General information
- Type: Ultralight aircraft
- National origin: Spain
- Manufacturer: Vol Xerpa
- Status: In production (2015)

History
- Developed from: Kolb Firestar II

= Vol Xerpa ULM Pulsar =

Spanish ultralight aircraft

The Vol Xerpa ULM Pulsar is a Spanish ultralight aircraft produced by Vol Xerpa of Barcelona. The aircraft is supplied as a kit for amateur construction or as a complete ready-to-fly-aircraft.

==Design and development==
The Pulsar is a development of the conventional landing gear-equipped Kolb Firestar II and was designed to comply with the Fédération Aéronautique Internationale microlight rules. It features a strut-braced high-wing, a two-seats-in-side-by-side configuration enclosed or open cockpit, fixed tricycle landing gear with wheel pants and a single engine in tractor configuration.

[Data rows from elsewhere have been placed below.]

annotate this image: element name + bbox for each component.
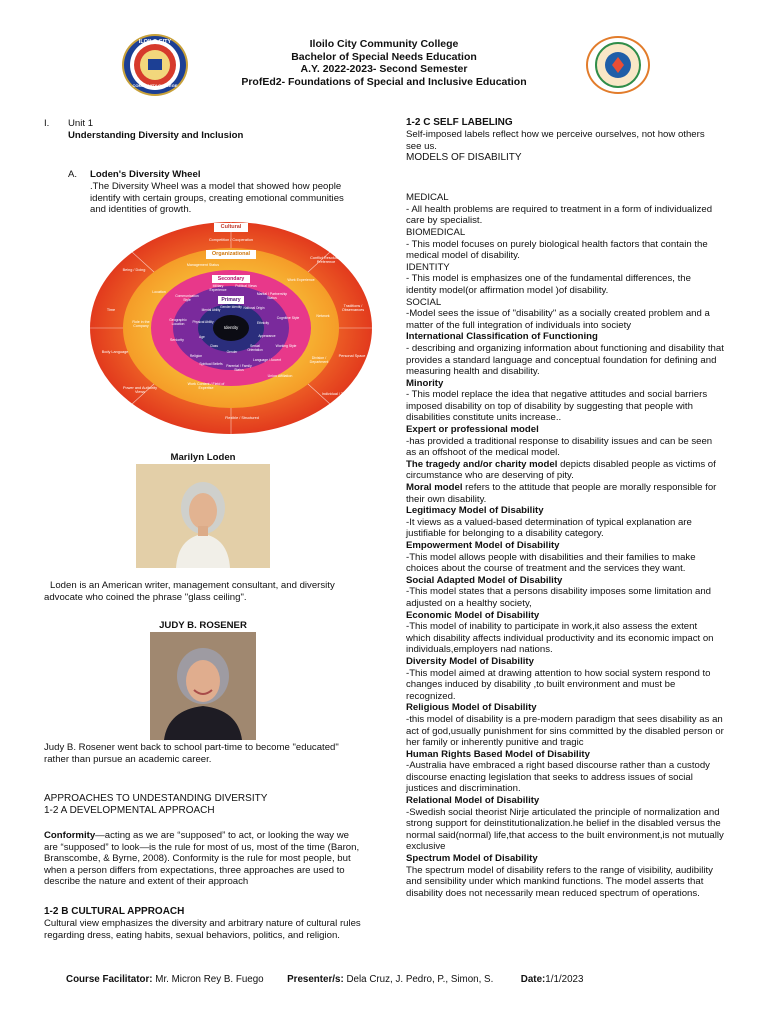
cultural-text: Cultural view emphasizes the diversity and arbitrary nature of cultural rules regarding dress, eating habits, sexual behaviors, politics, and religion. (44, 918, 361, 941)
footer (66, 974, 583, 986)
tragedy-model (406, 459, 724, 482)
wheel-pri-label: Mental Ability (201, 308, 221, 312)
wheel-sec-label: Parental / Family Status (226, 364, 252, 372)
facilitator-name: Mr. Micron Rey B. Fuego (152, 974, 264, 985)
model-title: Spectrum Model of Disability (406, 853, 538, 865)
model-text: -This model aimed at drawing attention to how social system respond to changes induced by disability ,to built environment and must be recognized. (406, 667, 711, 702)
model-text: -this model of disability is a pre-modern paradigm that sees disability as an act of god,usually punishment for sins committed by the disabled person or her family or inherently punitive and tragic (406, 713, 724, 749)
wheel-sec-label: Communication Style (175, 294, 199, 302)
model-title: Minority (406, 377, 444, 389)
wheel-sec-label: Military Experience (209, 284, 227, 292)
unit-subtitle: Understanding Diversity and Inclusion (68, 130, 244, 141)
loden-text: Loden is an American writer, management consultant, and diversity advocate who coined the phrase "glass ceiling". (44, 580, 335, 603)
course-name: ProfEd2- Foundations of Special and Inclusive Education (241, 75, 527, 88)
presenter-label: Presenter/s: (287, 974, 344, 985)
model-text: -Model sees the issue of "disability" as a socially created problem and a matter of the full integration of individuals into society (406, 308, 710, 331)
loden-photo (136, 464, 270, 568)
wheel-label-cultural: Cultural (220, 224, 242, 230)
model-text: -Australia have embraced a right based discourse rather than a custody discourse enacting legislation that seeks to address issues of social justices and discrimination. (406, 760, 710, 795)
conformity-paragraph (44, 830, 364, 888)
logo-bottom-text: COMMUNITY COLLEGE (132, 83, 178, 88)
program-logo (586, 36, 650, 94)
academic-year: A.Y. 2022-2023- Second Semester (300, 63, 468, 75)
model-text: -This model allows people with disabilities and their families to make choices about the course of treatment and the services they want. (406, 551, 696, 575)
model-title: Diversity Model of Disability (406, 655, 534, 667)
wheel-org-label: Division / Department (309, 356, 329, 364)
wheel-description: .The Diversity Wheel was a model that showed how people identify with certain groups, creating emotional communities and identities of growth. (90, 181, 344, 216)
wheel-pri-label: Gender Identity (220, 305, 242, 309)
wheel-sec-label: Cognitive Style (276, 316, 300, 320)
wheel-org-label: Work Content / Field of Expertise (187, 382, 225, 390)
model-title: BIOMEDICAL (406, 226, 466, 238)
model-title: SOCIAL (406, 296, 442, 308)
wheel-sec-label: Geographic Location (169, 318, 187, 326)
wheel-pri-label: Class (210, 344, 218, 348)
model-title: Social Adapted Model of Disability (406, 574, 563, 586)
wheel-sec-label: Spiritual Beliefs (199, 362, 223, 366)
wheel-pri-label: Sexual Orientation (247, 344, 263, 352)
wheel-outer-label: Traditions / Observances (341, 304, 365, 312)
model-text: The spectrum model of disability refers to the range of visibility, audibility and sensibility under which mankind functions. The model asserts that disability does not necessarily mean reduced spectrum of operations. (406, 864, 713, 899)
developmental-title: 1-2 A DEVELOPMENTAL APPROACH (44, 805, 215, 816)
wheel-outer-label: Conflict Resolution Preference (310, 256, 342, 264)
model-text: - All health problems are required to treatment in a form of individualized care by specialist. (406, 203, 713, 227)
model-title: Empowerment Model of Disability (406, 540, 560, 551)
wheel-org-label: Union Affiliation (267, 374, 293, 378)
model-title: Economic Model of Disability (406, 609, 540, 621)
wheel-label-primary: Primary (221, 297, 241, 303)
unit-title: Unit 1 (68, 118, 94, 129)
model-text: -This model states that a persons disability imposes some limitation and adjusted on a healthy society, (406, 586, 712, 609)
model-title: Religious Model of Disability (406, 702, 537, 714)
wheel-outer-label: Body Language (101, 350, 129, 354)
wheel-sec-label: Marital / Partnership Status (256, 292, 288, 300)
model-title: Legitimacy Model of Disability (406, 505, 544, 517)
unit-number: I. (44, 118, 50, 129)
conformity-label: Conformity (44, 830, 96, 841)
wheel-org-label: Seniority (170, 338, 184, 342)
model-text: - This model replace the idea that negative attitudes and social barriers imposed disability on top of disability by suggesting that people with disabilities constitute units increase.. (406, 389, 708, 424)
wheel-outer-label: Flexible / Structured (225, 416, 259, 420)
model-title: Human Rights Based Model of Disability (406, 748, 590, 760)
conformity-text: —acting as we are “supposed” to act, or looking the way we are “supposed” to look—is the rule for most of us, most of the time (Baron, Branscombe, & Byrne, 2008). Conformity is the rule for most people, but when a person differs from expectations, three approaches are used to describe the nature and extent of their approach (44, 830, 360, 888)
model-title: IDENTITY (406, 261, 450, 273)
wheel-pri-label: Appearance (258, 334, 276, 338)
models-title: MODELS OF DISABILITY (406, 152, 522, 164)
wheel-label-organizational: Organizational (211, 251, 251, 257)
moral-text: refers to the attitude that people are morally responsible for their own disability. (406, 482, 717, 505)
wheel-sec-label: Language / Accent (252, 358, 282, 362)
rosener-text: Judy B. Rosener went back to school part-time to become "educated" rather than pursue an academic career. (44, 742, 339, 765)
college-logo (122, 34, 188, 96)
diversity-wheel (88, 220, 374, 436)
self-labeling-text: Self-imposed labels reflect how we perceive ourselves, not how others see us. (406, 129, 705, 152)
wheel-outer-label: Personal Space (338, 354, 366, 358)
wheel-outer-label: Competition / Cooperation (208, 238, 254, 242)
model-text: -has provided a traditional response to disability issues and can be seen as an offshoot of the medical model. (406, 435, 713, 459)
header (200, 38, 568, 88)
college-name: Iloilo City Community College (309, 38, 459, 50)
tragedy-label: The tragedy and/or charity model (406, 458, 558, 470)
wheel-org-label: Location (152, 290, 166, 294)
wheel-label-identity: Identity (223, 325, 239, 330)
presenter-names: Dela Cruz, J. Pedro, P., Simon, S. (343, 974, 494, 985)
model-title: Relational Model of Disability (406, 795, 540, 807)
wheel-outer-label: Being / Doing (122, 268, 146, 272)
model-text: -This model of inability to participate in work,it also assess the extent which disability affects individual productivity and its economic impact on individuals,employers nad nations. (406, 621, 714, 656)
cultural-title: 1-2 B CULTURAL APPROACH (44, 906, 185, 917)
model-title: MEDICAL (406, 192, 449, 204)
model-text: - This model is emphasizes one of the fundamental differences, the identity model(or affirmation model )of disability. (406, 273, 691, 296)
wheel-sec-label: Working Style (275, 344, 297, 348)
wheel-pri-label: Age (199, 335, 205, 339)
right-column (406, 117, 724, 899)
wheel-pri-label: Physical Ability (192, 320, 214, 324)
date-value: 1/1/2023 (545, 974, 584, 985)
tragedy-text: depicts disabled people as victims of circumstance who are deserving of pity. (406, 458, 716, 482)
moral-model (406, 482, 724, 505)
wheel-title: Loden's Diversity Wheel (90, 169, 201, 180)
approaches-title: APPROACHES TO UNDESTANDING DIVERSITY (44, 793, 268, 804)
wheel-pri-label: National Origin (243, 306, 265, 310)
wheel-pri-label: Gender (226, 350, 238, 354)
self-labeling-title: 1-2 C SELF LABELING (406, 117, 513, 128)
wheel-sec-label: Religion (189, 354, 203, 358)
wheel-org-label: Management Status (186, 263, 220, 267)
facilitator-label: Course Facilitator: (66, 974, 153, 985)
wheel-org-label: Role in the Company (132, 320, 150, 328)
loden-name: Marilyn Loden (170, 452, 236, 463)
wheel-outer-label: Time (106, 308, 116, 312)
moral-label: Moral model (406, 482, 463, 494)
model-title: International Classification of Functioning (406, 331, 598, 343)
model-text: - This model focuses on purely biological health factors that contain the medical model of disability. (406, 238, 708, 262)
wheel-label-secondary: Secondary (217, 276, 245, 282)
model-text: -Swedish social theorist Nirje articulated the principle of normalization and strong support for deinstitutionalization.he belief in the disabled versus the normal said(normal) life,that access to the built environment,is not mutually exclusive (406, 806, 724, 853)
wheel-org-label: Work Experience (287, 278, 315, 282)
wheel-org-label: Network (316, 314, 330, 318)
model-text: -It views as a valued-based determination of typical explanation are justifiable for belonging to a disability category. (406, 516, 692, 540)
logo-top-text: ILOILO CITY (138, 39, 172, 45)
wheel-outer-label: Individual / Team (321, 392, 351, 396)
wheel-pri-label: Ethnicity (256, 321, 270, 325)
rosener-name: JUDY B. ROSENER (159, 620, 247, 631)
wheel-outer-label: Power and Authority Views (123, 386, 157, 394)
section-a-label: A. (68, 169, 78, 180)
date-label: Date: (520, 974, 546, 985)
model-text: - describing and organizing information about functioning and disability that provides a standard language and conceptual foundation for defining and measuring health and disability. (406, 342, 724, 378)
rosener-photo (150, 632, 256, 740)
wheel-sec-label: Political Views (235, 284, 257, 288)
program-name: Bachelor of Special Needs Education (291, 50, 477, 63)
model-title: Expert or professional model (406, 424, 539, 436)
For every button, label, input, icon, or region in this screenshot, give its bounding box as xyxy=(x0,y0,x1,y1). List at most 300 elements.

The aircraft is made from bolted-together aluminum tubing, with its flying surfaces covered in doped aircraft fabric. Its 9.2 m span wing has an area of 14.75 m2 and includes a folding feature to facilitate ground transportation or storage. The standard engine available is the 64 hp Rotax 582 two-stroke powerplant.

The standard version has only a windshield, but a fully enclosed cockpit fairing is available.